15 July 2015

Socialism is a bankrupt ideology

By Luke Johnson

Liam Byrne, the Labour Chief Secretary to the Treasury, said it all in the notorious 2010 note to his successor: “There is no money left.”

Socialists in countries like Britain thrived during the post-war years when the world was a much less competitive place. Their self-indulgent fantasies appeared affordable while giant nations like China were hobbled with communist regimes. Such totalitarian societies were essentially closed to international trade. Effectively the world economy was firing on half its cylinders.

But since China, India and other major countries unleashed the entrepreneurial spirits of their citizens starting in the 1990s, their productivity and global impact has increased vastly. Embracing markets, incentives, private ownership and growth, China in particular has become a manufacturing and exporting powerhouse. Its efficiency has laid waste to whole swathes of industries in the high cost west, creating huge challenges for old economic models, welfare systems – and organisations like the Labour party.

Labour relied on rich nations like Britain being able to afford ever more progressive systems of redistribution. But globalisation, modern logistics and automation have made such schemes unworkable.

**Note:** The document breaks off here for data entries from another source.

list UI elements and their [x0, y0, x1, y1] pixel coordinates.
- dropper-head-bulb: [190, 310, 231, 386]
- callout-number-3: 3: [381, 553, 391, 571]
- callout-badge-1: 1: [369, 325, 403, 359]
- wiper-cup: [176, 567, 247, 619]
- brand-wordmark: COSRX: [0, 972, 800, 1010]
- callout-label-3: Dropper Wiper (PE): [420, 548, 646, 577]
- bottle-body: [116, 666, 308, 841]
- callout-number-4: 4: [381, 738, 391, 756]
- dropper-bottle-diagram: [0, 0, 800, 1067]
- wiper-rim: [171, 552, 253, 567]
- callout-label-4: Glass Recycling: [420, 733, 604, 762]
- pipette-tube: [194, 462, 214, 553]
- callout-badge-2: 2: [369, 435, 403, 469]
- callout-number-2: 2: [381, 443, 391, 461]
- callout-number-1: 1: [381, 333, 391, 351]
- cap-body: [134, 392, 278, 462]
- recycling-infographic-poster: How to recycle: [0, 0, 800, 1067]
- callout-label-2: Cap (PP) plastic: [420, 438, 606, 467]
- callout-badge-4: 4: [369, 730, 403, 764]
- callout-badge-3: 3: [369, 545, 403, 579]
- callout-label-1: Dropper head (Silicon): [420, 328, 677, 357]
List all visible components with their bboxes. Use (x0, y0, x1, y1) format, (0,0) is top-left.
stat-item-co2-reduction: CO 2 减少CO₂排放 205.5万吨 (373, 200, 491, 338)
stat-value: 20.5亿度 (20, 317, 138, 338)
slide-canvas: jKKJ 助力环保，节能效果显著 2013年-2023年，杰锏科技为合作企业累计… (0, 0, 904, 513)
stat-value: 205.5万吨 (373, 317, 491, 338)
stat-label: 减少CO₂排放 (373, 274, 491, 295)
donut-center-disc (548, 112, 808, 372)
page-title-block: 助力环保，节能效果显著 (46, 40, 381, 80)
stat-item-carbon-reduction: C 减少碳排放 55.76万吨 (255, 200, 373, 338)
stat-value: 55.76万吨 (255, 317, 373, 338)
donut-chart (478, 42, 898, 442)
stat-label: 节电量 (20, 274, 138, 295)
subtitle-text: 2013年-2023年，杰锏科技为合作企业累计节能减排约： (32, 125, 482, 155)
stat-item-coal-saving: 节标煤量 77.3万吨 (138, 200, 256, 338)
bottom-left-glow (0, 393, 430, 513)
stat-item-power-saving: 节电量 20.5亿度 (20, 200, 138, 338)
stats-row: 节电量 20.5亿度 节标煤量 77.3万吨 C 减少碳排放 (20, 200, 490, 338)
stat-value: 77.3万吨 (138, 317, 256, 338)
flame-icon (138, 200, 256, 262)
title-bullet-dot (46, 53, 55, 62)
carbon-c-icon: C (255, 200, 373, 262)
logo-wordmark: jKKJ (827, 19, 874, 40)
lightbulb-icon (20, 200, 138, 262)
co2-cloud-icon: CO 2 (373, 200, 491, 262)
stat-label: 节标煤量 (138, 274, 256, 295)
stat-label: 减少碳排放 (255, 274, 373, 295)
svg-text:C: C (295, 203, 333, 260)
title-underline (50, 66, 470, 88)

Ageing populations require more healthcare and much more pension provision, while citizens today have significantly inflated expectations about their standards of living.

The left assumed business in Britain would continue to pay high taxes, high wages, high property costs and remain competitive with Asian rivals. But that model is broken. Industry here fights hard to remain in the game, and cannot do so in a heavily unionised, highly regulated, excessive taxed environment. Of course Labour has never really understood free enterprise, and many on the left still think economics is a zero sum equation. They fantasise that there are tens of billions of tax being avoided which can somehow be captured from the capitalists to spend on welfare. Such ideas are a ludicrous myth.

At heart capitalism is about opportunities and growth. Individuals can start businesses and get rich – and in so doing create jobs, generate taxes and help pay for welfare and increase standards of living. There is no comparable mechanism whatsoever within socialist philosophy which encourages private citizens to take risks with their careers and capital to develop enterprises, innovate and expand an economy. Instead the high command is occupied by those that seek status within government institutions, who claim to know best and want to control ever more aspects of our lives.

In Britain 85% of the working population are within the private sector. Most understand well that big government crowds out wealth creation. They know that generally citizens spend the money they earn more wisely than government spends the taxes it extracts by compulsion. Ultimately the state cannot create jobs or exports or net taxes: the private sector must do that. But Labour is almost exclusively focused on the public sector. This is partly driven by the fact it is very largely funded by unions – and they are overwhelmingly representative of state workers.

The narrative of the left is a pessimistic one: they argue that the current economic system is broken, inequality is rising, poverty is endemic and ‘austerity’ is crushing the spirits of millions. They say that ‘neo-liberalism’ is the cause of most of the world’s miseries – and fall back on vague collectivist theories to find the solutions. In fact British austerity is largely a piece of fiction: according to HM Treasury’s Budget, expenditure in 2010/11 was £697bn; in 2015/16 it is forecast to be £743bn – an increase of almost £50bn. Public spending has grown – it has not been cut.

Gallup undertakes an annual survey into what people all around the world really care about: and a significant majority say their greatest priority is having a full-time job. The left cannot bear the idea that unemployment has fallen substantially in the last five years, that the numbers of those in employment have risen to record levels, and that the proportion of the UK population claiming out of work benefits has fallen to its lowest level for 35 years. All these improvements are thanks to the expansion of the private sector, encouraged by government initiatives which have spurred self-employment and enterprise.

‘Progressive’politicians have no idea how to relate to entrepreneurs because the vast majority of Labour MPs have spent their entire career in the public or non-profit sectors. They don’t understand business or the profit motive – and tend to be highly suspicious of both. They do not know how to encourage enterprise or stimulate private sector investment; they cannot credibly talk about wealth creation because they spend their time demonising wealth creators.

Following the 2008 financial crisis, the left thought the electorate would reject free markets and, in Miliband’s words, see enterprise as predatory. But they did not. People understand that commerce drives the economy, generating inventions, jobs and taxation to pay for necessary government. Every single socialist country, from Venezuela to Cuba to North Korea has failed. It is a doomed economic model which leads to corruption, stagnation, and misery. The Labour party must embrace free enterprise and capitalism, or remain a party without a viable economic philosophy, and no practical basis on which to govern the country.

‎Luke Johnson is a leading entrepreneur.